Improving how generators are mapped to buses within substations: map_generator_to_bus_by_sub is refactored from the previous logic (always map to the lowest-voltage bus within the substation) to branching logic:

• If there's only one bus within the substation or the generator's Pmax is less than 200 MW, we connect to the lowest-voltage bus.
• If the generator is between 200 and 500 MW, connect to the second-lowest voltage bus
• If the generator is 500 MW or great, connect to the highest-voltage bus

There's also a small unrelated fix to prevent duplicate 'interconnect' columns in some output CSVs, which was preventing the grid.mat files created from REISE.jl from being read back into PowerSimData for post-simulation analysis.

Testing

Tested manually. The printouts for the edge cases of mapping generators to substations looks like:

no substations within (Western, MA), will map generators to substations within MA instead
no substations within (Western, MO), will map generators to substations within MO instead
no substations within (Eastern, CA), will map generators to substations within CA instead
no substations within (Western, VA), will map generators to substations within VA instead
no substations within (Western, PA), will map generators to substations within PA instead
no substations within (Western, KS), will map generators to substations within Western instead
no substations within (ERCOT, OK), will map generators to substations within ERCOT instead

With this change, about 25% of generators end up mapped to a different substation (2,837 out of 12,735). In addition, 29 generators can be mapped which were not mapped with the previous logic. The most impactful change may have been how Palo Verde's generator were mapped: previously they ended up at a 69 kV substation within metro Phoenix; now they're appropriately connected to the 500 kV substation at their true location. Many other large inflexible generators are relocated as well, and generators in WECC seem to be particularly affected.

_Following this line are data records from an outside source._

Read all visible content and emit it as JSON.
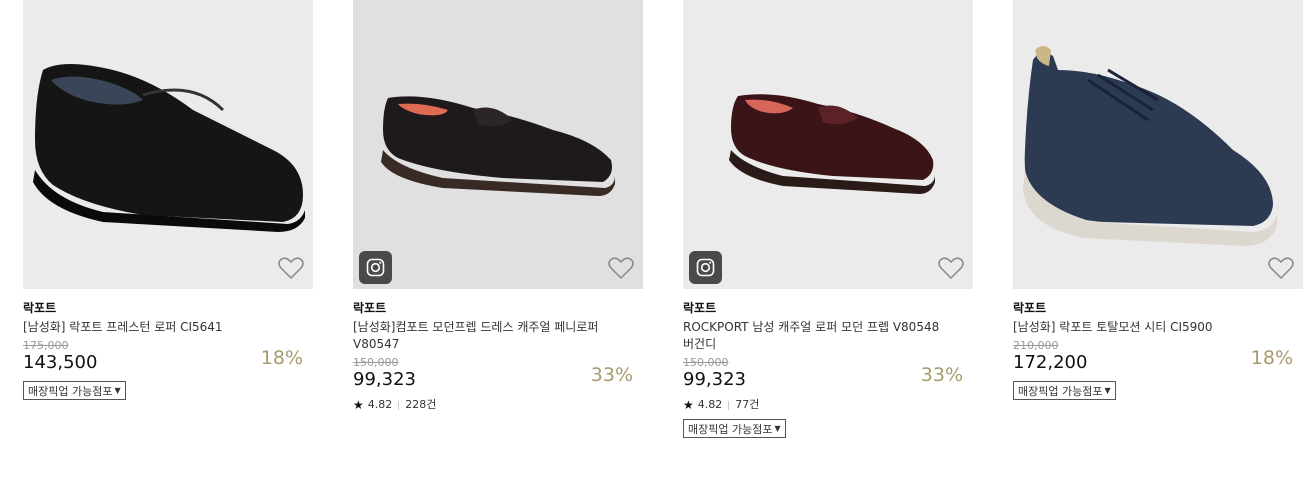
{
  "products": [
    {
      "brand": "락포트",
      "name": "[남성화] 락포트 프레스턴 로퍼 CI5641",
      "original_price": "175,000",
      "price": "143,500",
      "discount": "18%",
      "pickup_label": "매장픽업 가능점포",
      "shoe_color": "#151515"
    },
    {
      "brand": "락포트",
      "name": "[남성화]컴포트 모던프렙 드레스 캐주얼 페니로퍼 V80547",
      "original_price": "150,000",
      "price": "99,323",
      "discount": "33%",
      "rating": "4.82",
      "reviews": "228건",
      "shoe_color": "#1e1a1c"
    },
    {
      "brand": "락포트",
      "name": "ROCKPORT 남성 캐주얼 로퍼 모던 프렙 V80548 버건디",
      "original_price": "150,000",
      "price": "99,323",
      "discount": "33%",
      "rating": "4.82",
      "reviews": "77건",
      "pickup_label": "매장픽업 가능점포",
      "shoe_color": "#3a1416"
    },
    {
      "brand": "락포트",
      "name": "[남성화] 락포트 토탈모션 시티 CI5900",
      "original_price": "210,000",
      "price": "172,200",
      "discount": "18%",
      "pickup_label": "매장픽업 가능점포",
      "shoe_color": "#2c3a52"
    }
  ],
  "colors": {
    "discount": "#a79a6c",
    "thumb_bg": "#ebebeb"
  }
}
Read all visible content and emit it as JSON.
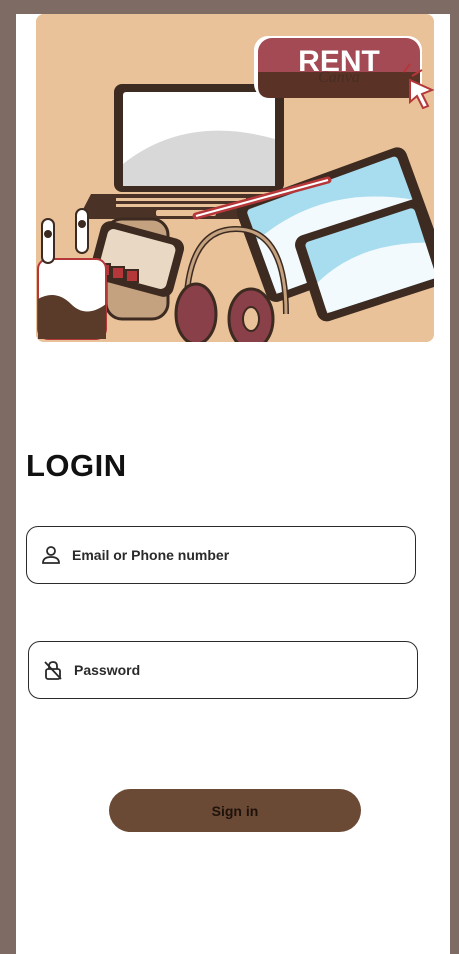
{
  "hero": {
    "badge_text": "RENT",
    "watermark": "Canva",
    "icon": "devices-illustration"
  },
  "login": {
    "title": "LOGIN",
    "email_placeholder": "Email or Phone number",
    "email_icon": "user-icon",
    "password_placeholder": "Password",
    "password_icon": "lock-off-icon",
    "signin_label": "Sign in"
  },
  "colors": {
    "background": "#7d6b64",
    "hero_bg": "#e9c29a",
    "button": "#6b4a35",
    "accent_red": "#b5373a"
  }
}
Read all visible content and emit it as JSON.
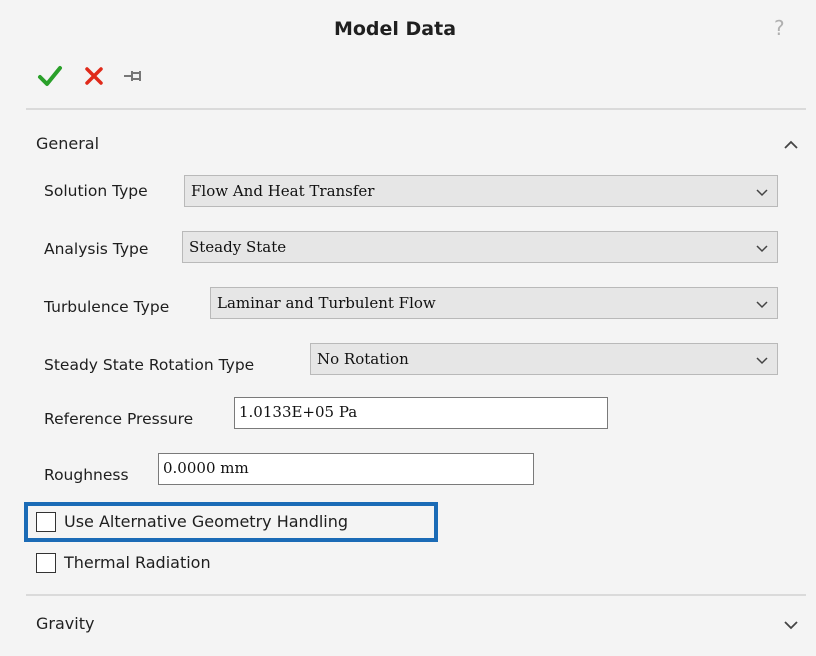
{
  "window": {
    "title": "Model Data",
    "help_glyph": "?"
  },
  "toolbar": {
    "ok_icon": "checkmark-icon",
    "cancel_icon": "close-icon",
    "pin_icon": "pushpin-icon",
    "ok_color": "#2aa02a",
    "cancel_color": "#e02a1a"
  },
  "general": {
    "header": "General",
    "state": "expanded",
    "solution_type": {
      "label": "Solution Type",
      "value": "Flow And Heat Transfer"
    },
    "analysis_type": {
      "label": "Analysis Type",
      "value": "Steady State"
    },
    "turbulence_type": {
      "label": "Turbulence Type",
      "value": "Laminar and Turbulent Flow"
    },
    "rotation_type": {
      "label": "Steady State Rotation Type",
      "value": "No Rotation"
    },
    "reference_pressure": {
      "label": "Reference Pressure",
      "value": "1.0133E+05 Pa"
    },
    "roughness": {
      "label": "Roughness",
      "value": "0.0000 mm"
    },
    "alt_geometry": {
      "label": "Use Alternative Geometry Handling",
      "checked": false
    },
    "thermal_radiation": {
      "label": "Thermal Radiation",
      "checked": false
    }
  },
  "gravity": {
    "header": "Gravity",
    "state": "collapsed"
  },
  "highlight_color": "#1b6bb6"
}
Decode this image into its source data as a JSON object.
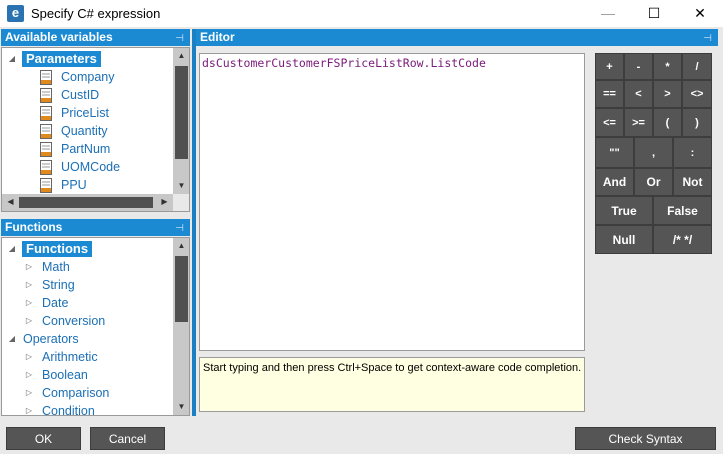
{
  "window": {
    "title": "Specify C# expression",
    "app_icon_letter": "e",
    "minimize_glyph": "—",
    "maximize_glyph": "☐",
    "close_glyph": "✕"
  },
  "panels": {
    "variables_title": "Available variables",
    "functions_title": "Functions",
    "editor_title": "Editor",
    "pin_glyph": "⊣"
  },
  "variables": {
    "root": "Parameters",
    "items": [
      "Company",
      "CustID",
      "PriceList",
      "Quantity",
      "PartNum",
      "UOMCode",
      "PPU"
    ]
  },
  "functions": {
    "root": "Functions",
    "function_items": [
      "Math",
      "String",
      "Date",
      "Conversion"
    ],
    "operators_label": "Operators",
    "operator_items": [
      "Arithmetic",
      "Boolean",
      "Comparison",
      "Condition"
    ]
  },
  "editor": {
    "expression": "dsCustomerCustomerFSPriceListRow.ListCode",
    "hint": "Start typing and then press Ctrl+Space to get context-aware code completion."
  },
  "calculator": {
    "row1": [
      "+",
      "-",
      "*",
      "/"
    ],
    "row2": [
      "==",
      "<",
      ">",
      "<>"
    ],
    "row3": [
      "<=",
      ">=",
      "(",
      ")"
    ],
    "row4": [
      "\"\"",
      ",",
      ":"
    ],
    "row5": [
      "And",
      "Or",
      "Not"
    ],
    "row6": [
      "True",
      "False"
    ],
    "row7": [
      "Null",
      "/* */"
    ]
  },
  "footer": {
    "ok": "OK",
    "cancel": "Cancel",
    "check_syntax": "Check Syntax"
  },
  "colors": {
    "accent": "#1b8ad3",
    "button": "#555555",
    "hint_bg": "#ffffe1"
  }
}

Running powerflows with the results shows drastic improvement in WECC, where infeasibilities were initially the worst. Previously, the total amount of transmission line limit violation energy that was required was about 25% of the total demand. After the change, this is down to 0.45%. In addition, transmission violations occur at fewer than half as many lines as before. Eastern powerflows are still running but I expect to see significant improvements there as well. EDIT: Eastern is done. The improvements aren't quite as good as in Western, but are still big improvements. Transmission violation energy is down to 5.1% (from 18.2% before) and at 0.19% of branches (from 0.61% before). That puts the overall USA-wide number of violating branches down to around 200, less than 1 out of every 400 branches, and about a third as many as before the refactor.

Usage Example/Visuals

All code is still launched via:

from prereise.gather.griddata.hifld import create_csvs
create_csvs(output_folder_name)

Time estimate

1 hour. Most of the new code is pretty straightforward, but about half of it is designed to combat edge cases caused by strange data inputs from the original EIA Form 860 data.

[danielolsen]

I've refactored this so that it ignores states completely, and uses the voltage(s) available at each substation to help ensure that generators don't get mapped to substations with inadequate transmission capacity, based on their listed 'grid voltage' within Form 860. In a quick one-day test on Eastern, it seems to help: previously the transmission violations were > 17 GW in every hour of the year, but in the test day we have transmission violations as low as 1.3 GW. I'll run the full year over the weekend and report more detailed results.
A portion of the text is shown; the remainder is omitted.